Practitioner noteWe run a scoping session at the start of every engagement specifically to map your balance sheet against the applicable standards — this alone often surfaces items management did not realise required a fair value note.
What is the fair value hierarchy, and why does the Level classification matter so much?

Level 1 uses quoted prices in active markets for identical items — the most objective category. Level 2 uses observable inputs other than quoted prices — for example, prices for similar assets, or model inputs derived from observable market data. Level 3 uses unobservable inputs — DCF models, adjusted comparable multiples, and option pricing models typically fall here. The classification determines the extent of disclosure required: Level 3 items require disclosure of the valuation technique, significant unobservable inputs, and a sensitivity analysis to reasonably possible alternative assumptions — a materially higher disclosure burden than Level 1 or 2.

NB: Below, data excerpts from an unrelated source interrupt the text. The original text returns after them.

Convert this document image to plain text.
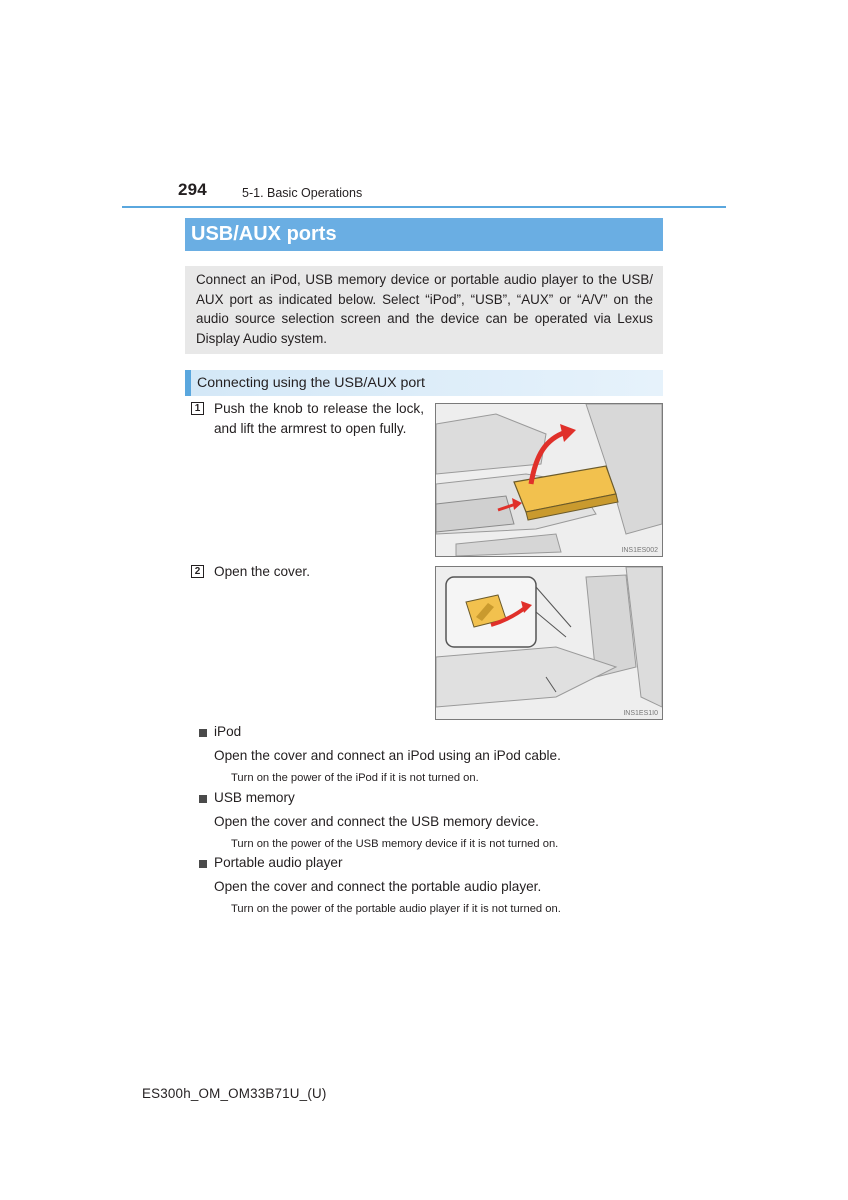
294	5-1. Basic Operations
USB/AUX ports
Connect an iPod, USB memory device or portable audio player to the USB/ AUX port as indicated below. Select “iPod”, “USB”, “AUX” or “A/V” on the audio source selection screen and the device can be operated via Lexus Display Audio system.
Connecting using the USB/AUX port
1 Push the knob to release the lock, and lift the armrest to open fully.
INS1ES002
2 Open the cover.
INS1ES1I0
iPod
Open the cover and connect an iPod using an iPod cable.
Turn on the power of the iPod if it is not turned on.
USB memory
Open the cover and connect the USB memory device.
Turn on the power of the USB memory device if it is not turned on.
Portable audio player
Open the cover and connect the portable audio player.
Turn on the power of the portable audio player if it is not turned on.
ES300h_OM_OM33B71U_(U)
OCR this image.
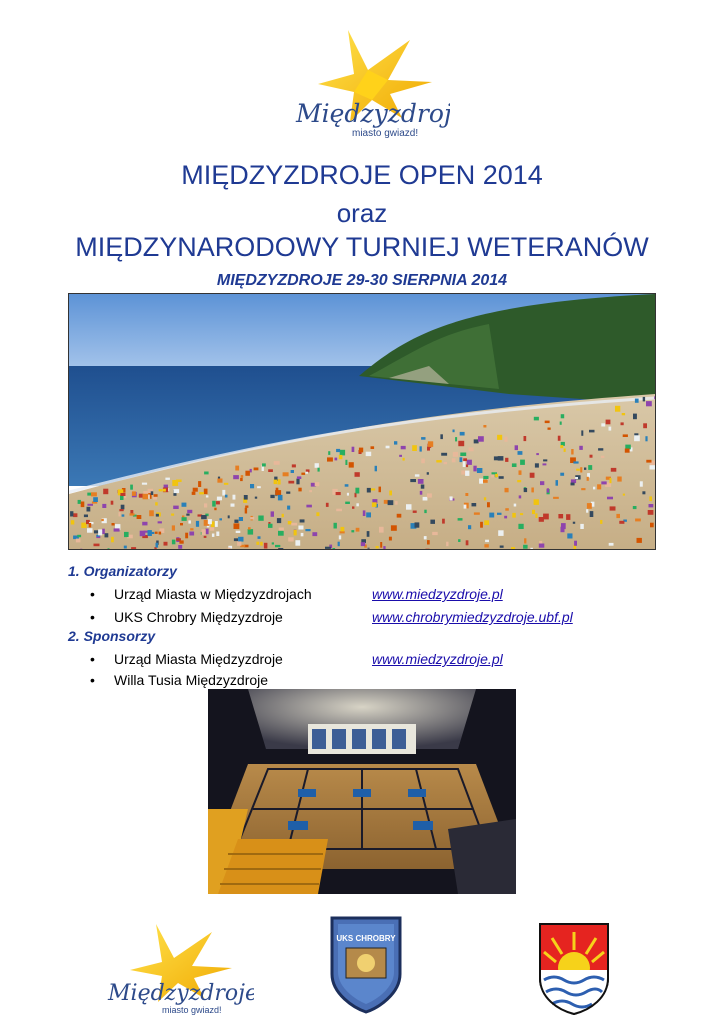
Międzyzdroje
miasto gwiazd!
MIĘDZYZDROJE OPEN 2014
oraz
MIĘDZYNARODOWY TURNIEJ WETERANÓW
MIĘDZYZDROJE 29-30 SIERPNIA 2014
1. Organizatorzy
• Urząd Miasta w Międzyzdrojach	www.miedzyzdroje.pl
• UKS Chrobry Międzyzdroje	www.chrobrymiedzyzdroje.ubf.pl
2. Sponsorzy
• Urząd Miasta Międzyzdroje	www.miedzyzdroje.pl
• Willa Tusia Międzyzdroje
Międzyzdroje
miasto gwiazd!
UKS CHROBRY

Practitioner noteMisclassifying a Level 3 measurement as Level 2 to avoid the sensitivity disclosure is a red flag auditors are specifically trained to look for. We classify conservatively and document the basis explicitly.
Who is qualified to perform a Fair Value Assessment under Ind AS 113?

Ind AS 113 itself does not mandate a specific professional qualification for the valuer — it is a measurement standard, not a licensing regime. In practice, statutory auditors expect the work to be performed or reviewed by a professionally qualified valuer — typically a Chartered Accountant with valuation expertise, or in some cases an IBBI-Registered Valuer, particularly for complex business valuations feeding into a PPA. The auditor evaluates the competence, capability, and objectivity of the valuer under SA 500 and SA 620 (using the work of a management's expert / auditor's expert) — so the valuer's credentials and independence matter even though not formally mandated by the accounting standard.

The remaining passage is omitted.